Andere Meinungsmacher verbreiten gar die These, das Problem mit dem Euro sei... Deutschland! "Lasst uns Deutschland rausschmeißen, nicht Griechenland!" forderte der Wirtschaftswissenschaftler Frédéric Lordon Ende März, als in Berlin laut über einen Ausschluss der griechischen Republik nachgedacht wurde. "Dass das deutsche Unterbewusstsein mit einem roten Eisen von der Inflation geprägt ist, die Spuren hinterlässt in der Wirtschaftspolitik in Form einer fixen, antiinflationistischen Idee", sei völlig verständlich. "Die Frage ist, ob die anderen Mitglieder der Union unter den Obsessionen eines einzigen Mitglieds leben wollen." Laut Lordon lebt die EU unter der Fuchtel der Macken Deutschlands aus dem einzigen Grund: Weil die Deutschen sonst nicht mitmachen würden.

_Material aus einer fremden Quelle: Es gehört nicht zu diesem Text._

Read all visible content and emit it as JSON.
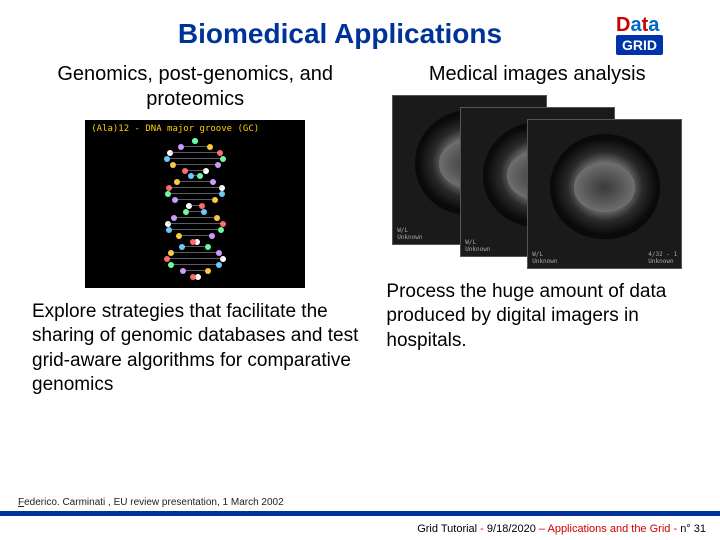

Das deutsche Modell einer sozialen Marktwirtschaft und die Ideologie einer starken Währung ist für Franzosen "liberal", fast ein Schimpfwort im Land des Colbertismus.

Die dirigistische und protektionistische Finanz- und Wirtschaftspolitik im 17. Jahrhundert wurde vom damaligen Königshoffinanzminister Jean-Baptiste Colbert geprägt. Ziel der Politik war eine Steigerung der wirtschaftlichen Einnahmen, umgesetzt wurde es durch strenge Kontrollen und die Maßnahmen Colberts. Unter anderem begrenzte der Staat Importe und förderte Exporte durch Verordnungen, regelte die Güterproduktion, zentralisierte Politik und Wirtschaft. Banken und Börsen hatten weitgehend freie Hand, durften aber ausschließlich im Inland agieren. Ausländische Kontakte waren strikt verboten.

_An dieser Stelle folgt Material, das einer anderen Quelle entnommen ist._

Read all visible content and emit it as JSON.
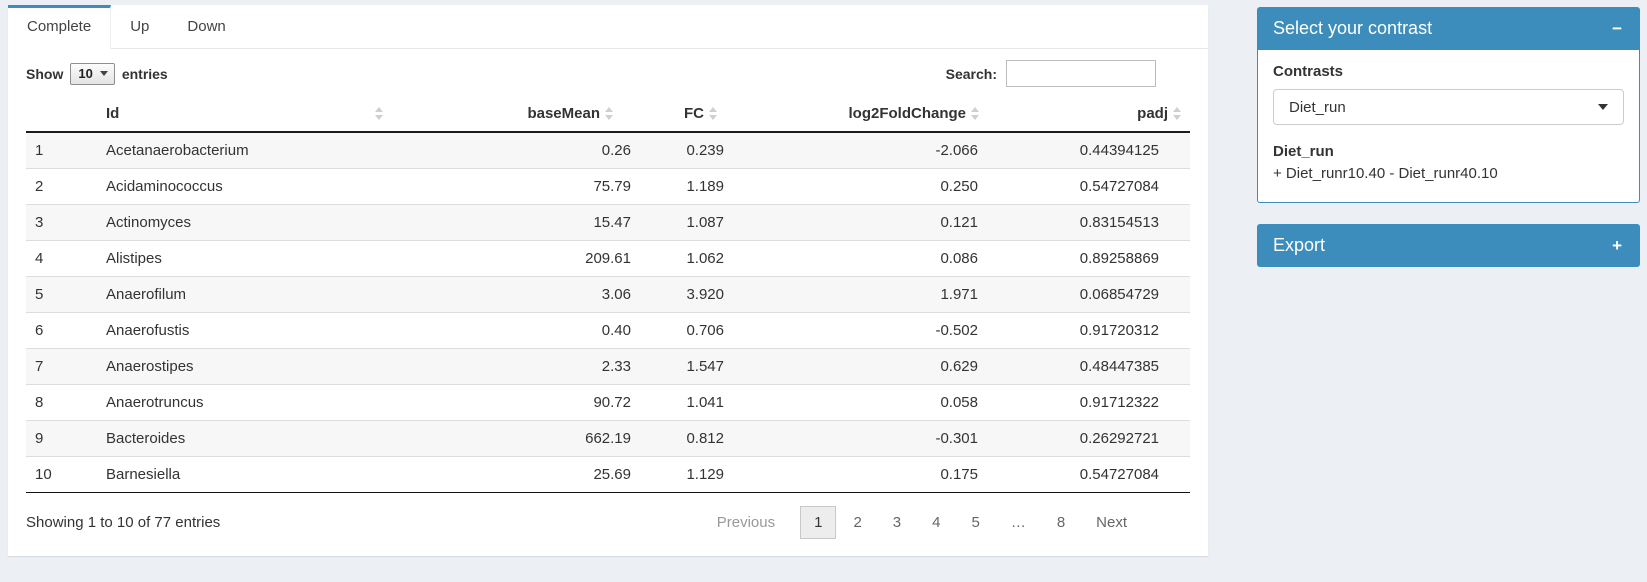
{
  "colors": {
    "primary": "#3c8dbc",
    "page_background": "#ecf0f5",
    "stripe": "#f7f7f7"
  },
  "tabs": [
    {
      "label": "Complete",
      "active": true
    },
    {
      "label": "Up",
      "active": false
    },
    {
      "label": "Down",
      "active": false
    }
  ],
  "length_control": {
    "prefix": "Show",
    "value": "10",
    "suffix": "entries"
  },
  "search": {
    "label": "Search:",
    "value": ""
  },
  "table": {
    "columns": [
      {
        "label": "",
        "align": "left",
        "sortable": false
      },
      {
        "label": "Id",
        "align": "left",
        "sortable": true
      },
      {
        "label": "baseMean",
        "align": "right",
        "sortable": true
      },
      {
        "label": "FC",
        "align": "right",
        "sortable": true
      },
      {
        "label": "log2FoldChange",
        "align": "right",
        "sortable": true
      },
      {
        "label": "padj",
        "align": "right",
        "sortable": true
      }
    ],
    "rows": [
      [
        "1",
        "Acetanaerobacterium",
        "0.26",
        "0.239",
        "-2.066",
        "0.44394125"
      ],
      [
        "2",
        "Acidaminococcus",
        "75.79",
        "1.189",
        "0.250",
        "0.54727084"
      ],
      [
        "3",
        "Actinomyces",
        "15.47",
        "1.087",
        "0.121",
        "0.83154513"
      ],
      [
        "4",
        "Alistipes",
        "209.61",
        "1.062",
        "0.086",
        "0.89258869"
      ],
      [
        "5",
        "Anaerofilum",
        "3.06",
        "3.920",
        "1.971",
        "0.06854729"
      ],
      [
        "6",
        "Anaerofustis",
        "0.40",
        "0.706",
        "-0.502",
        "0.91720312"
      ],
      [
        "7",
        "Anaerostipes",
        "2.33",
        "1.547",
        "0.629",
        "0.48447385"
      ],
      [
        "8",
        "Anaerotruncus",
        "90.72",
        "1.041",
        "0.058",
        "0.91712322"
      ],
      [
        "9",
        "Bacteroides",
        "662.19",
        "0.812",
        "-0.301",
        "0.26292721"
      ],
      [
        "10",
        "Barnesiella",
        "25.69",
        "1.129",
        "0.175",
        "0.54727084"
      ]
    ]
  },
  "footer": {
    "info": "Showing 1 to 10 of 77 entries",
    "pagination": {
      "items": [
        {
          "label": "Previous",
          "type": "prev",
          "state": "disabled"
        },
        {
          "label": "1",
          "type": "page",
          "state": "active"
        },
        {
          "label": "2",
          "type": "page",
          "state": "normal"
        },
        {
          "label": "3",
          "type": "page",
          "state": "normal"
        },
        {
          "label": "4",
          "type": "page",
          "state": "normal"
        },
        {
          "label": "5",
          "type": "page",
          "state": "normal"
        },
        {
          "label": "…",
          "type": "ellipsis",
          "state": "disabled"
        },
        {
          "label": "8",
          "type": "page",
          "state": "normal"
        },
        {
          "label": "Next",
          "type": "next",
          "state": "normal"
        }
      ]
    }
  },
  "sidebar": {
    "contrast_box": {
      "title": "Select your contrast",
      "collapse_icon": "−",
      "field_label": "Contrasts",
      "selected_contrast": "Diet_run",
      "detail_name": "Diet_run",
      "detail_formula": "+ Diet_runr10.40 - Diet_runr40.10"
    },
    "export_box": {
      "title": "Export",
      "collapse_icon": "+"
    }
  }
}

Sarkozy und Merkel: Der Macher und die Bremserin

Beim Aushandeln des milliardenschweren Rettungspakets setzte Nicolas Sarkozy endlich seine Vorstellungen von einer europäischen Wirtschaftsregierung durch. De facto haben aber Deutschland wie Frankreich größtes Interesse an einem gemeinsamen Vorgehen. Nicolas Sarkozy will daher nun auch die Reduzierung des Defizits in die Verfassung aufnehmen, nachdem Angela Merkel in der Pariser Tageszeitung "Le Monde" wie vor dem Bundestag auf Solidität und Stabilisierung der Staatshaushalte pochte. Trotz dieses Eingeständnisses prophezeit allerdings die Wirtschaftszeitung "La Tribune", dass Berlin und Paris den "Garten der Missverständnisse" noch nicht verlassen haben.

Probe aufs Exempel: Das Bundesfinanzministerium verbot im Alleingang Leerverkäufe an den Finanzmärkten, ohne die Euro-Partner auch nur zu informieren. Deutschland spiele mit dem Euro "wie ein wütender Knirps mit seiner Märtyrerpuppe", kommentierte daraufhin Pierre Briançon auf der Webseite von Le Monde. Der französische EU-Kommissar Michel Barnier solle seine Vorschläge wie geplant im Oktober vorlegen: "Kein Grund zur Eile, weil Angela Merkel auf den Finanzmärkten Terminator spielt!"

Sparpolitik nach deutschem Vorbild

Dennoch ist die französische Regierung über Wolfgang Schäubles strikte Sparmassnahmen insgeheim gar nicht unglücklich. Denn auf dem nationalen Terminkalender steht die Reform von Renten und Sozialversicherungssystem. Damit das Volk im Land der 35-Stunden-Woche, eines Rentenalters von 60 und einer hohen Senioren- und Jugendarbeitslosigkeit die bitteren Pillen schluckt, droht Premierminister Fillon, ohne Reformen könne es Frankreich bald wie den Griechen gehen.

Denn dem französischen Staat steht das Wasser bis zum Hals, die Neuverschuldung beträgt acht Prozent des Bruttosozialproduktes, die Gesamtverschuldung 85 Prozent des Sozialproduktes. Die anstehende Sparpolitik will die Regierung nicht beim Namen nennen, aber sie kann sie zumindest auf Deutschland und auf Europa schieben, nach dem bewährten Muster: Kommt Gutes aus Brüssel, ist es der jeweiligen französischen Regierung zu verdanken, kommt Schlechtes, ist die EU schuld.


Martina Zimmermann ist Korrespondentin in Paris.